Brian, CFO, Veeva Systems: You know, a lot of the things that we’ve we’ve touched on, it’s, what keeps me awake is sustaining the culture and the operating model. That’s that’s really the secret sauce for for Veeva. It’s it’s more of a bottom up company than a top down company because it’s so wide. So I get excited to see the momentum that we’re having on Crossix and that that got to be the highlight that we talked about in q one. A couple quarters before, we were talking about EDC and the progress that we’re making in EDC.
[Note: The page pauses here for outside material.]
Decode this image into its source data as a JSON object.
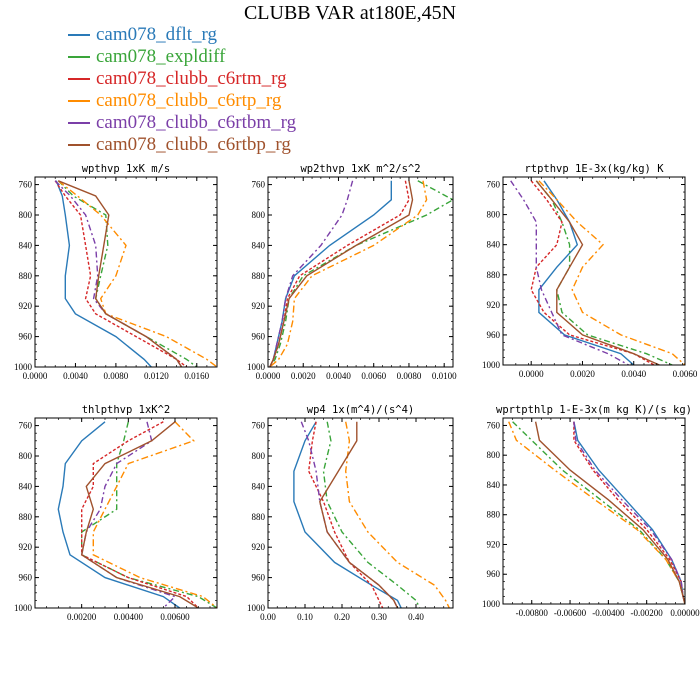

I think in a couple more quarters, we’ll be continuing to talk about CRM and all the top 20 decisions. And so, you know, it feels like every quarter we get to highlight a different area of the Viva team that’s working because there’s there’s so much great execution that’s happening. That gives me a lot of confidence as a CFO too because there’s not one thing that this business is hinging on. It’s a it’s a portfolio level business, and that that creates opportunity, but it also derisks it. So for me, the the biggest thing that I think about that could go wrong would be if we lose that operating model, and that’s that’s what I’m most protective of, but but also what I’m most excited and and proud of.
Dylan Becker, Research Analyst, William Blair: Certainly. Well, fantastic, Brian. Thank you very much for your time. Thank you everybody for joining us. Thank you.